Shaping my relationship
Accept and Confirm Others (Wood, 2010)
I am on a diet and I ask my husband to help me stick to my diet. I will be doing well for a while then I might see things that I really would like to eat and he will tell me. “How you going to lose any weight if you keep eat like that. I will get mad but he always says why you ask me to help you if you not going to my listen to my advice?” I will get mad and he would said you acting like a fat girl know that would make put down the junk food and don’t want to eat it anymore, I realize he love me so much that is will do anything to help me stay on track. I have accepted what he have to say to keep me on track. If he did not care about me and our relationship he would let me just eat the junk food.

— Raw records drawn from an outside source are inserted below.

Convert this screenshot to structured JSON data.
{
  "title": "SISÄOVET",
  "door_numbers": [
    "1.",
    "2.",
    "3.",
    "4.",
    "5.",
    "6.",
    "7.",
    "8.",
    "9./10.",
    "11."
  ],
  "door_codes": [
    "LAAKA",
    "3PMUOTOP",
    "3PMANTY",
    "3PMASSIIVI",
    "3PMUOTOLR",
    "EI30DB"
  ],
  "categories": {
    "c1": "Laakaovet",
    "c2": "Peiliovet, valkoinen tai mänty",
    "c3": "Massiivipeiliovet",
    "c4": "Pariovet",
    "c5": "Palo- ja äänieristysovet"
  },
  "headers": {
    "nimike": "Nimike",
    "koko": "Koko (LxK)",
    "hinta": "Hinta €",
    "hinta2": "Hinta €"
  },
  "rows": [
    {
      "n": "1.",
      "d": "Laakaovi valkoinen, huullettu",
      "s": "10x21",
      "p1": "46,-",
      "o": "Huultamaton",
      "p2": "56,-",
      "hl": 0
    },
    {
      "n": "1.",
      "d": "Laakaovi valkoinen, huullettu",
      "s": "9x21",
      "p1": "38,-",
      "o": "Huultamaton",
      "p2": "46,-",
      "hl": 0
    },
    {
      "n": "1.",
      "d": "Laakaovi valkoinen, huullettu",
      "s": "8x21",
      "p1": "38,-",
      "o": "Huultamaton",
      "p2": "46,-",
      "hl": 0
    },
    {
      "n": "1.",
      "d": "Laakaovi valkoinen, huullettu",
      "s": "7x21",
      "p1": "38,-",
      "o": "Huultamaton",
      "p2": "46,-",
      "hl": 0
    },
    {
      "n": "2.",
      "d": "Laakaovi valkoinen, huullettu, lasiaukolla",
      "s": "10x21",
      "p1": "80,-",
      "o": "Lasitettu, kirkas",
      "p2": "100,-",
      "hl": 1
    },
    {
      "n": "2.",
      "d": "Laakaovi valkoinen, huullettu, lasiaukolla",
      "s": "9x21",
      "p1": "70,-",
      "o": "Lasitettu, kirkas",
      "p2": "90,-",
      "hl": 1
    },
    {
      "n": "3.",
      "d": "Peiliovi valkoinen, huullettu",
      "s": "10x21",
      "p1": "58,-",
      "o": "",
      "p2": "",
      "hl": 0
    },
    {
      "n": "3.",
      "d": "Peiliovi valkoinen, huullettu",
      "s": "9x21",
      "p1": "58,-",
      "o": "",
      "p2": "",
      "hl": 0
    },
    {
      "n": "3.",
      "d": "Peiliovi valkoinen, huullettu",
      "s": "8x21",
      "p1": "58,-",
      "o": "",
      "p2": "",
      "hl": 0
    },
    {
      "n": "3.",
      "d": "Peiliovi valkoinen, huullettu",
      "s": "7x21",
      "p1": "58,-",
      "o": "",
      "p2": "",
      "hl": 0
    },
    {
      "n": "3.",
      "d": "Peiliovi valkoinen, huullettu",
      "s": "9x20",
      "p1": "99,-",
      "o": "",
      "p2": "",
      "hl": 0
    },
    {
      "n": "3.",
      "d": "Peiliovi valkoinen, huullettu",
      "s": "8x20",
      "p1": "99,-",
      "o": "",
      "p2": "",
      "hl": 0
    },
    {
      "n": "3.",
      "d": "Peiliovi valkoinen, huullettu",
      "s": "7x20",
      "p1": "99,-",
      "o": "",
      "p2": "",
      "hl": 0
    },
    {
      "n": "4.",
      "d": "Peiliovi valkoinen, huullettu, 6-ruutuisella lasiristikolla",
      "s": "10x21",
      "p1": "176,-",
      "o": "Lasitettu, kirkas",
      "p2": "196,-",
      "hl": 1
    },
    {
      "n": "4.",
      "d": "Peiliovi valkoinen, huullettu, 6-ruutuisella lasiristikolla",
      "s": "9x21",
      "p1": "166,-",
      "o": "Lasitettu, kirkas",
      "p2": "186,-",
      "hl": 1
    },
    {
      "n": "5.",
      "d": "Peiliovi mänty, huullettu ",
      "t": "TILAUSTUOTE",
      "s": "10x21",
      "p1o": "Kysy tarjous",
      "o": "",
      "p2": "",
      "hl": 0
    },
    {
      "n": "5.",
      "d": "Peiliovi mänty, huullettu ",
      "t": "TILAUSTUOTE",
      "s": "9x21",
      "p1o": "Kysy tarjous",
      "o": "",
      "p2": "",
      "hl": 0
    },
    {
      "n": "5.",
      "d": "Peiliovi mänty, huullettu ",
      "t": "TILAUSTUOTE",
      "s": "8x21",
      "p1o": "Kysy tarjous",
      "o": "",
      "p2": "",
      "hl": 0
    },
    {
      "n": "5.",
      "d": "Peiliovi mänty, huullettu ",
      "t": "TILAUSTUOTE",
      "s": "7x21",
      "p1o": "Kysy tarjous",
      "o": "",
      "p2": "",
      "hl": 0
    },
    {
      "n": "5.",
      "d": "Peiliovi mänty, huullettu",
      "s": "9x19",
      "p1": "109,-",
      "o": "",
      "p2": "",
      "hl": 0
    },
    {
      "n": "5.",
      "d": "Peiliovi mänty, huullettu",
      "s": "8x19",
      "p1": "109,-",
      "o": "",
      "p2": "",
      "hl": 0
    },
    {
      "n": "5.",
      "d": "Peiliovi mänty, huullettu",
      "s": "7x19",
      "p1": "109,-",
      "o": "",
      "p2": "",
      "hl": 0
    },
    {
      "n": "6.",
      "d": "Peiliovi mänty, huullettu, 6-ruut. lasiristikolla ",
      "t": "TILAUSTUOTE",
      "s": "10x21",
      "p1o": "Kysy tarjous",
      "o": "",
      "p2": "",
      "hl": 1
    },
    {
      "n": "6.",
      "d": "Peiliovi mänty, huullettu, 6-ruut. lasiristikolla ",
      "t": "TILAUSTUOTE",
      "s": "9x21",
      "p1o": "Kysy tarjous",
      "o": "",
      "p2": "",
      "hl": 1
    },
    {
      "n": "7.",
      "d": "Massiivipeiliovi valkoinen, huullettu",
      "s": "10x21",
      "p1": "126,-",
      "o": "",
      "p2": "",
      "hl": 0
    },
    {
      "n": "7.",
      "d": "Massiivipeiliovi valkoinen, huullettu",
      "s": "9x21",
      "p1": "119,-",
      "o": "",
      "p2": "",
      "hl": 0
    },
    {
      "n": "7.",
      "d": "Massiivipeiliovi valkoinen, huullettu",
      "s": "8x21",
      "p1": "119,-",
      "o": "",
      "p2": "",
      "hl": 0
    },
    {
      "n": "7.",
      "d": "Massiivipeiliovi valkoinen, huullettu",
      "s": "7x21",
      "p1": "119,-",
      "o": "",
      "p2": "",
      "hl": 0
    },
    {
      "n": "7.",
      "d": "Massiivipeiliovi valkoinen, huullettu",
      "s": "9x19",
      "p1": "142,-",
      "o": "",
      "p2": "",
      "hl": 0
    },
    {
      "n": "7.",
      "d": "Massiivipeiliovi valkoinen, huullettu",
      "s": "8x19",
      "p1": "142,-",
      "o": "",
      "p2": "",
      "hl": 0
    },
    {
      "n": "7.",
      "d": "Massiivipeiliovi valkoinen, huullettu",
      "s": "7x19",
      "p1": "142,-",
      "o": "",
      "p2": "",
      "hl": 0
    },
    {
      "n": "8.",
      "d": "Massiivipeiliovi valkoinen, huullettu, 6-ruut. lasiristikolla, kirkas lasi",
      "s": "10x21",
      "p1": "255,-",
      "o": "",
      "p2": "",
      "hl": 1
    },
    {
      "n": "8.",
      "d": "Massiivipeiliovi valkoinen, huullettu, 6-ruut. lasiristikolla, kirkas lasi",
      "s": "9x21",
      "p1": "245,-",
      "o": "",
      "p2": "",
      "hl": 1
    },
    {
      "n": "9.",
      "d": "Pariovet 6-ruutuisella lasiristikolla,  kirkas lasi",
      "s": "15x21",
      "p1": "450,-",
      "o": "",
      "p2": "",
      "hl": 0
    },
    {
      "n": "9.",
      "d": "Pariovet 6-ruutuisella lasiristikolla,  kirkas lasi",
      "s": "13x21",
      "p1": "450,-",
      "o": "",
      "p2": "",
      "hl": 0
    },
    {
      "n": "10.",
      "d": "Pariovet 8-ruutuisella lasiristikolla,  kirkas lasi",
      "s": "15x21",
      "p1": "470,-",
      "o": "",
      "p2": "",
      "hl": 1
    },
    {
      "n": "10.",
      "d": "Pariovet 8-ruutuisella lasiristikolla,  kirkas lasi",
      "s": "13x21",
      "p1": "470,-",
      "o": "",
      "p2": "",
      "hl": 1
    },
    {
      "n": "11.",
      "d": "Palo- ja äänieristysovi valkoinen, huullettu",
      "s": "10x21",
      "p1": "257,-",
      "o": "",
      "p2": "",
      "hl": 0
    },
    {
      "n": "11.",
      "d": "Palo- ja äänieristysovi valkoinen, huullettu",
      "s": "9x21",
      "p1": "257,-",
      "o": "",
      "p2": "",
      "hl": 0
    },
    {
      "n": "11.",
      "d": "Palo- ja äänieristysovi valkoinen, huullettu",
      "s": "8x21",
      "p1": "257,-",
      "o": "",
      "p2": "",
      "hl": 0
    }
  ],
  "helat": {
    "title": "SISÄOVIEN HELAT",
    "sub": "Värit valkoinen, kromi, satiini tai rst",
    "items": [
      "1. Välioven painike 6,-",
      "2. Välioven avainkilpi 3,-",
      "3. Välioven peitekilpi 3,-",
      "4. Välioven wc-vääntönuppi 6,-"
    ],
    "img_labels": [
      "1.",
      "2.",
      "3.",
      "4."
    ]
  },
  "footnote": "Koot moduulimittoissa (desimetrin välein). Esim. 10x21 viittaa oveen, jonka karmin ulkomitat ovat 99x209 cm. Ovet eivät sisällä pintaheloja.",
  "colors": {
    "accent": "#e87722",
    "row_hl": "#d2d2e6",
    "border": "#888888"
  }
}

Respect Diversity in Relationship
When I started as a caregiver there was so much tension between me the patience and the mother because the child that I was giving care too could not talk so the first day I did not know what to do with him and his mother was watching me to see how I handle her son. As I time went on and I learned the child better if was no longer tension and me and the child had a bond where I could not do nothing unless I had him with me. And when I brought him home he would cry to go home with me. As I build the relationship with the child I would thought the mother would be happy but she had the tension feeling back in the environment because mother started to get jealous of me and the her son relationship. I was only doing what come natural for me and that is bond with the child. But I did felt uncomfortable but I was not there for her I was there for the son.
Respond Constructively to Criticisms (Wood, 2010)
My mother called me one day as we were talking about everything she just start giving me constructively criticism. At the time I was very confuse and thought that she was just being her evil self and I was getting upset and was about to take the defenses end, so when I hung her the phone I was really upset. As I sat and replayed the conversation over in my head why did my mother say all them harsh things and I did not do anything wrong to her but then reality start to hit me that she was not being harsh she was just pointing some things out to me that I did not realize about myself. And after that conversation I have changed a lot of thing that my mother says.